Great, so now, to transfer a single document/file/app from one system to another, I have to waste a 700 MB CD-R, instead of a 1 MB floppy? Or grab an 8 GB USB key?
What about the needs of those with just a little data to transfer? Think about them.
🙂
> What about the needs of those with just a little data to transfer? Think about them.
Pen and paper? Or if you need erasable then pencil and paper.
In case you’re wondering – I prefer the term ‘diskette’ for the 3.5″ variants, and reserve the term ‘floppy’ for the 5.25″ and 8″ variants, for obvious reasons.
The term floppy refers to the disc inside the plastic shielding. Also hence the term “disc”.
I think it’s a shame, in some ways. XP installs require a floppy disc for adding raid drivers which is just easier than slipstreaming drivers into the install image.
Firmware upgrades, too. It just seems wasteful to use an entire CD for this.
On the other hand, of course, it’s rare to find a PC with a floppy drive anymore. I don’t think cases even have a slot for them. So unless you come armed with a USB floppy drive, a CD is always the best safest bet anyway.
XP just needs to die. It’s worn out its welcome. As for slipstreaming, sometimes that’s actually more productive if you’ve got a lot of installs to do on identical hardware but for whatever reason can’t use a drive imaging solution.

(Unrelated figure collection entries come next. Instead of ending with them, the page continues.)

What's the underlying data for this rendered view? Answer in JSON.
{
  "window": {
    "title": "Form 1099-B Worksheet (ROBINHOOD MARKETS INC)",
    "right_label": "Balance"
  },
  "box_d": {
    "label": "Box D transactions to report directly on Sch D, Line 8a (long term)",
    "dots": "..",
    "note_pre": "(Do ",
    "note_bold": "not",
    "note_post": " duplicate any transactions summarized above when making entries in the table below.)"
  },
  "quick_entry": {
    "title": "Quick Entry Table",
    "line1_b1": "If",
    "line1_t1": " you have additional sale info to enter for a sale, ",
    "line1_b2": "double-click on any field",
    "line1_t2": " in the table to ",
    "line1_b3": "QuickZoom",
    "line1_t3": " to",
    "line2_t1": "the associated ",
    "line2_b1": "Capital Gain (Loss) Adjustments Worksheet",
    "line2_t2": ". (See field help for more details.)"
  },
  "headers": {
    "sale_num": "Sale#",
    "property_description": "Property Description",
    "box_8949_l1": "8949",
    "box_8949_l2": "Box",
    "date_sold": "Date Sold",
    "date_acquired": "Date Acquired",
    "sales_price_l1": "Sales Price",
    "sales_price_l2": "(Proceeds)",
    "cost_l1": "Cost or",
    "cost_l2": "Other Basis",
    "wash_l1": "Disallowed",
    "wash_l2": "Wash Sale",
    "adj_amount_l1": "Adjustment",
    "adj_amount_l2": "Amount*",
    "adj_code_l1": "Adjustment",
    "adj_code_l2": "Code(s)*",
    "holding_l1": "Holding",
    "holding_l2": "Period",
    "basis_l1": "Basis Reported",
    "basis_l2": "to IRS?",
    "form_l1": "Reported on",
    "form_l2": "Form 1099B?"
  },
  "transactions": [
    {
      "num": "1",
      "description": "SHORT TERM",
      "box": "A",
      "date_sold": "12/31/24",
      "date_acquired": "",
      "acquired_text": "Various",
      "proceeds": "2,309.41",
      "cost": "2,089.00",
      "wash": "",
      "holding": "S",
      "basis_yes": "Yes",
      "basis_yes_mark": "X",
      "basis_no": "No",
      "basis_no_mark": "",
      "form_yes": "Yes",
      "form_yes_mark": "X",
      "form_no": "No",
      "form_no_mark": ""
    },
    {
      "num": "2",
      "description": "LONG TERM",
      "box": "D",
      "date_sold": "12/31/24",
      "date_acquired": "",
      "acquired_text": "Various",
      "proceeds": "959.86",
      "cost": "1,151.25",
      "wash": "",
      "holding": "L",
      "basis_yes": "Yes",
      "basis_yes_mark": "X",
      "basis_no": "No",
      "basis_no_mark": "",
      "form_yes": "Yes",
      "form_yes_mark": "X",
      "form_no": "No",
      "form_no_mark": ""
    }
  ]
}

Why use a CD at all? Firmware upgrades could be read off of an SD card or USB stick, some BIOS actually do support this such as those in the MSI line of Netbooks.

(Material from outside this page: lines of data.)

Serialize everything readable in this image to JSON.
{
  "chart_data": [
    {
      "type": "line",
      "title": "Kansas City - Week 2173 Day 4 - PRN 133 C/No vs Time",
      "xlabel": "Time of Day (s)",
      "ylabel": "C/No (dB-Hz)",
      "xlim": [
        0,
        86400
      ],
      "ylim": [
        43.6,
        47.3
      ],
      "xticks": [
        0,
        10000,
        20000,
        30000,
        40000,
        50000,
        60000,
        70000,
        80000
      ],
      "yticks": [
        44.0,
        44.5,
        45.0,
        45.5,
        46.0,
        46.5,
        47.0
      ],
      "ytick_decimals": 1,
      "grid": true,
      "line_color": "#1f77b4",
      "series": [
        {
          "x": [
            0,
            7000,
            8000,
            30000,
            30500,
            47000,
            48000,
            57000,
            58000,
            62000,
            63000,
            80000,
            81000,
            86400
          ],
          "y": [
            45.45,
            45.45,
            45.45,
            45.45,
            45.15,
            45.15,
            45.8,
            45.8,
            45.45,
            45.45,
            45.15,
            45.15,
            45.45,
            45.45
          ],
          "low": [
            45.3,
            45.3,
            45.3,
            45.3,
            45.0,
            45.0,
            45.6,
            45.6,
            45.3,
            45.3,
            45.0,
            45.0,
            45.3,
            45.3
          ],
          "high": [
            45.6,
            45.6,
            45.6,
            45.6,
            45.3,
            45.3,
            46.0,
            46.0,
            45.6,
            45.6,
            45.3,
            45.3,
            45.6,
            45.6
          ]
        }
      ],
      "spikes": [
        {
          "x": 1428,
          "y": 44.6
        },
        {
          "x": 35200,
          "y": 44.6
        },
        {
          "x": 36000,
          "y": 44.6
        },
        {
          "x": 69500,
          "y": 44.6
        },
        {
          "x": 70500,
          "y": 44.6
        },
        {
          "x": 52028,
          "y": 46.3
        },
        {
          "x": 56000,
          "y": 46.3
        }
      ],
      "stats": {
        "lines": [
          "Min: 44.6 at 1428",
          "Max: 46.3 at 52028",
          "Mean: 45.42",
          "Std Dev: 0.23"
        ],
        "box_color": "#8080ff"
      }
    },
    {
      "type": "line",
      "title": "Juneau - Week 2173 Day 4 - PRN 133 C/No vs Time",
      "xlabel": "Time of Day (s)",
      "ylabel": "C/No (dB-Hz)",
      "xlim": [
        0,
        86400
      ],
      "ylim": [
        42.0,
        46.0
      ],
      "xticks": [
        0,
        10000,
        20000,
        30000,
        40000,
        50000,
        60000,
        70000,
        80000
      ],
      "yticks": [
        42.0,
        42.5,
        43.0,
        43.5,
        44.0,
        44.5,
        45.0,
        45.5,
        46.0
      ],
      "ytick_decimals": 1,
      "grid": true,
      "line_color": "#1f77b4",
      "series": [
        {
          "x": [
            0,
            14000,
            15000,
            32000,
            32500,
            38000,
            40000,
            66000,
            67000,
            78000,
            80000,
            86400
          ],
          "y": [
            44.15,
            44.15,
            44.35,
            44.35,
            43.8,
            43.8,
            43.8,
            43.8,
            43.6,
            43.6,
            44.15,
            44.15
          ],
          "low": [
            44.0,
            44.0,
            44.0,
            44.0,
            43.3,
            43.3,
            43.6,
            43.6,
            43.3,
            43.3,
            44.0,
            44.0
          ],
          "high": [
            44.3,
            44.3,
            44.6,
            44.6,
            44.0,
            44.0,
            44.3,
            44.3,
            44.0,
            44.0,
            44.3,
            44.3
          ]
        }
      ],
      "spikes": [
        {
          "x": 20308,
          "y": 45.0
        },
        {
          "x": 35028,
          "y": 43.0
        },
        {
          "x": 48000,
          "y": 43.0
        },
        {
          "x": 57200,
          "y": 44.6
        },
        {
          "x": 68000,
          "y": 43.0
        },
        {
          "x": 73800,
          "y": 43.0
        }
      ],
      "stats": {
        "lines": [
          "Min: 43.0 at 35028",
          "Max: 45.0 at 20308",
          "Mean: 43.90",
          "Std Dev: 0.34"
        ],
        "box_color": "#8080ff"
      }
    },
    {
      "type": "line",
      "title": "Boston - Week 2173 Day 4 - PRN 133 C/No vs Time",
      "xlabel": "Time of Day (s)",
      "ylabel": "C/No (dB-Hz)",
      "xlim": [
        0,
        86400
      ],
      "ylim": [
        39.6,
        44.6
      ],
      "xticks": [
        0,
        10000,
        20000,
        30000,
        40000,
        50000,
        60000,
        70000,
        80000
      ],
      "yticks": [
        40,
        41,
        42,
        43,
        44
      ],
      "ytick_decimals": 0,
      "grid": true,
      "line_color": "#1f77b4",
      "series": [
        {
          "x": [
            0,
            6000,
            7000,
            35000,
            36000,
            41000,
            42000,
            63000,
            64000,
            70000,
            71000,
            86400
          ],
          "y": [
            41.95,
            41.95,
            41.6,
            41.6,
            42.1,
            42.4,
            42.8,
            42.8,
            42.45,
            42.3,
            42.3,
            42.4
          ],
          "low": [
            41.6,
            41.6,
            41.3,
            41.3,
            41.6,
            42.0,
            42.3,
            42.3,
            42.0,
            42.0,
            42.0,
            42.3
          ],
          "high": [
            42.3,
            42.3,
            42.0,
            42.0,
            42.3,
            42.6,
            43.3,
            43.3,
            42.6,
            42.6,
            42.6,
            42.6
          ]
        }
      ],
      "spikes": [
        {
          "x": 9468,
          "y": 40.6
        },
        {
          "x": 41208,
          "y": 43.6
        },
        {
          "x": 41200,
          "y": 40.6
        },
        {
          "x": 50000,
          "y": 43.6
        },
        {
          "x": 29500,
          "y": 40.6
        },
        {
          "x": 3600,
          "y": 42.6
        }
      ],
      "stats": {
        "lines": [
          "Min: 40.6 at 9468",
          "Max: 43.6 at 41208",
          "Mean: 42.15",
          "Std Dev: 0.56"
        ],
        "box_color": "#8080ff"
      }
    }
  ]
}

Nah, most PCs still have one external 3.5 bay. Typically it’s filled with a card reader on modern desktop systems instead of a floppy drive, but most desktop tower-style cases still have a slot for them and all motherboards I’ve seen still have that floppy drive controller and port. Smaller desktops though, like Nettops, don’t. And, even if you’re armed with a USB floppy drive, there’s no guarantee that the BIOS will be able to boot from it if need be, or that the os on the floppy will handle it correctly. USB floppy drives use the mass-storage protocol, so behave more like a hard drive than a traditional diskette drive. Some older operating systems like MS-DOS can’t handle that and won’t boot properly unless the BIOS provides USB floppy emulation.